Ein Durchschnittswert der Reproduktionszahl über mehrere Tage sagt angesichts der üblichen Verzugszeiten zwischen Testzeitpunkt und Übermittlungszeitpunkt überhaupt nichts aus. Hinzu kommt, dass etliche Probanden mehrfach getestet werden. Welche Neuinfektionszahl am Ende herauskommt, hängt zudem bei gleichem Durchschnitsswert erheblich von der Reihenfolge und der Größe der Abweichung von 1 ab.

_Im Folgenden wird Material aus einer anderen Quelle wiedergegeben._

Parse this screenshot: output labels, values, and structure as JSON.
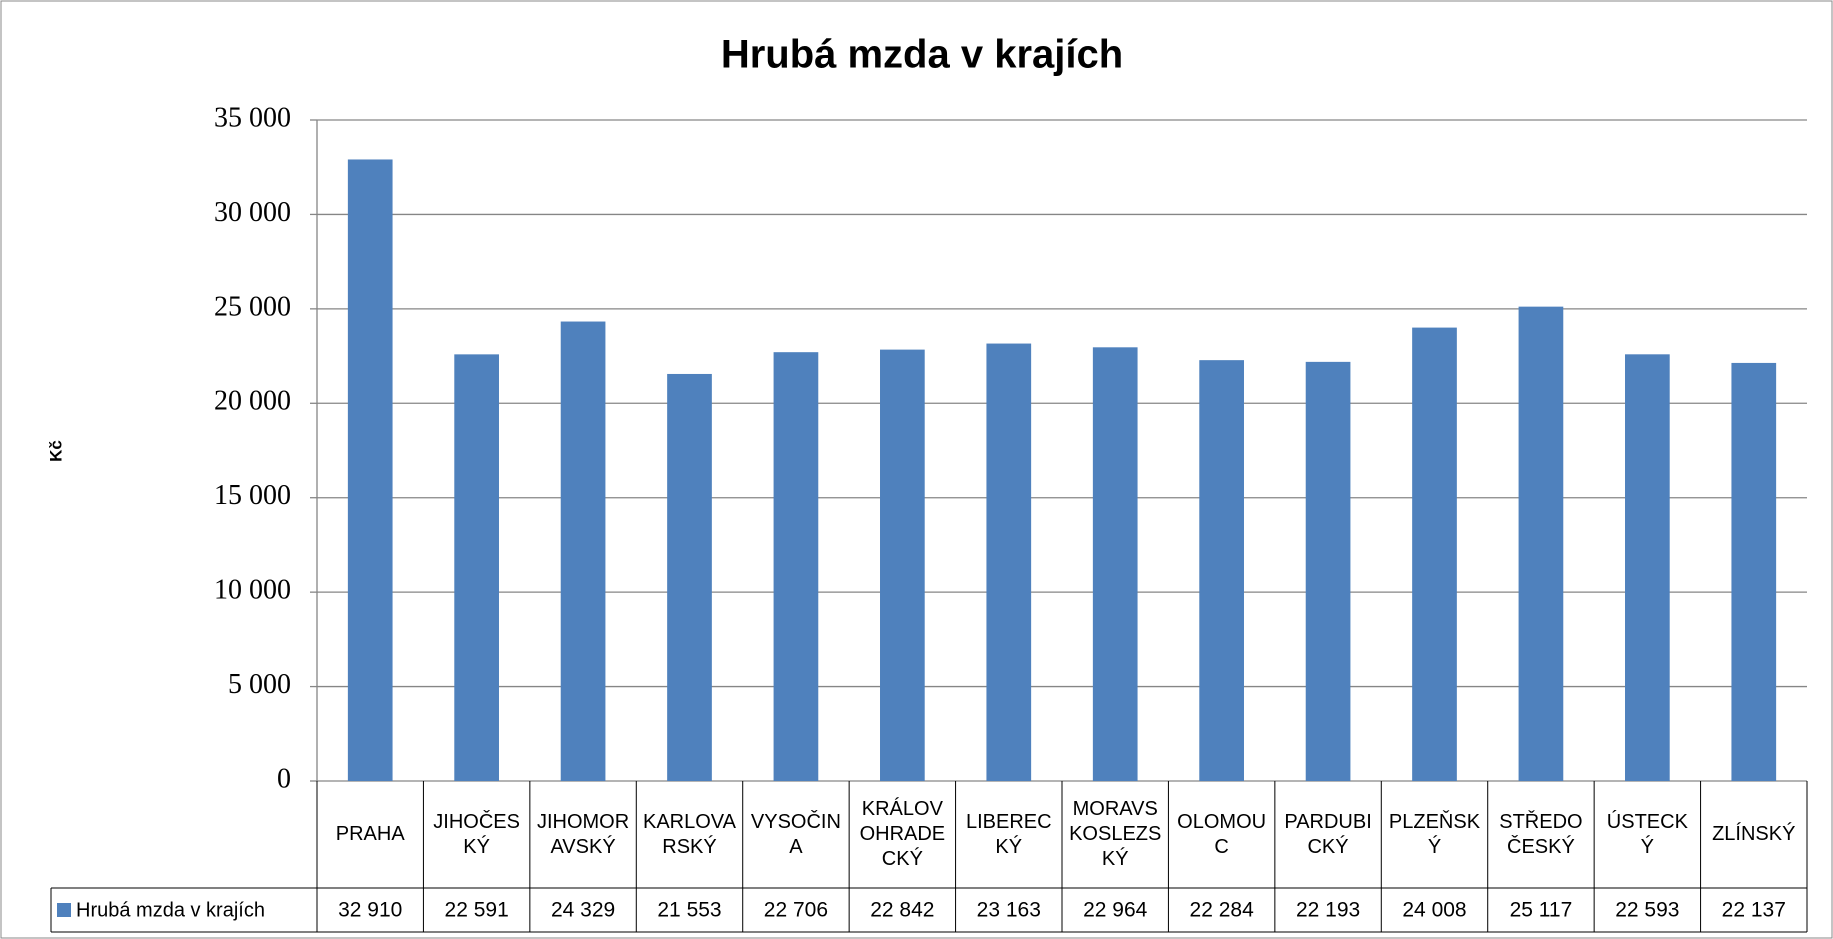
{
  "chart_data": {
    "type": "bar",
    "title": "Hrubá mzda v krajích",
    "y_label": "Kč",
    "categories": [
      "PRAHA",
      "JIHOČESKÝ",
      "JIHOMORAVSKÝ",
      "KARLOVARSKÝ",
      "VYSOČINA",
      "KRÁLOVOHRADECKÝ",
      "LIBERECKÝ",
      "MORAVSKOSLEZSKÝ",
      "OLOMOUC",
      "PARDUBICKÝ",
      "PLZEŇSKÝ",
      "STŘEDOČESKÝ",
      "ÚSTECKÝ",
      "ZLÍNSKÝ"
    ],
    "series": [
      {
        "name": "Hrubá mzda v krajích",
        "color": "#4f81bd",
        "values": [
          32910,
          22591,
          24329,
          21553,
          22706,
          22842,
          23163,
          22964,
          22284,
          22193,
          24008,
          25117,
          22593,
          22137
        ],
        "value_labels": [
          "32 910",
          "22 591",
          "24 329",
          "21 553",
          "22 706",
          "22 842",
          "23 163",
          "22 964",
          "22 284",
          "22 193",
          "24 008",
          "25 117",
          "22 593",
          "22 137"
        ]
      }
    ],
    "ylim": [
      0,
      35000
    ],
    "yticks": [
      0,
      {
        "value": 5000,
        "label": "5 000"
      },
      {
        "value": 10000,
        "label": "10 000"
      },
      {
        "value": 15000,
        "label": "15 000"
      },
      {
        "value": 20000,
        "label": "20 000"
      },
      {
        "value": 25000,
        "label": "25 000"
      },
      {
        "value": 30000,
        "label": "30 000"
      },
      {
        "value": 35000,
        "label": "35 000"
      }
    ],
    "grid": true
  }
}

Es wird endlich Zeit, dass die Politik und mit ihr das RKI zu einer vernünftigen Test- und Auswertungsmethode kommt. Immer mehr Mediziner fordern eine Überwachung und Meldung von Lungenentzündungen. Das würde ausreichen, um sich auf eventuell auftretende Bettenengpässe vorbereiten zu können.
Ein Test ersetzt auch keine Diagnose, ja ist nicht einmal zur Diagnose zugelassen.
Man kann nur hoffen, dass die Verantwortlichen, nämlich Seehofer, Drosten, Wieler und Spahn bals rechtlich zur verantwortung gezogen werden für den gesellschaftlichen Schaden, den sie durch ihr Agieren angerichtet haben.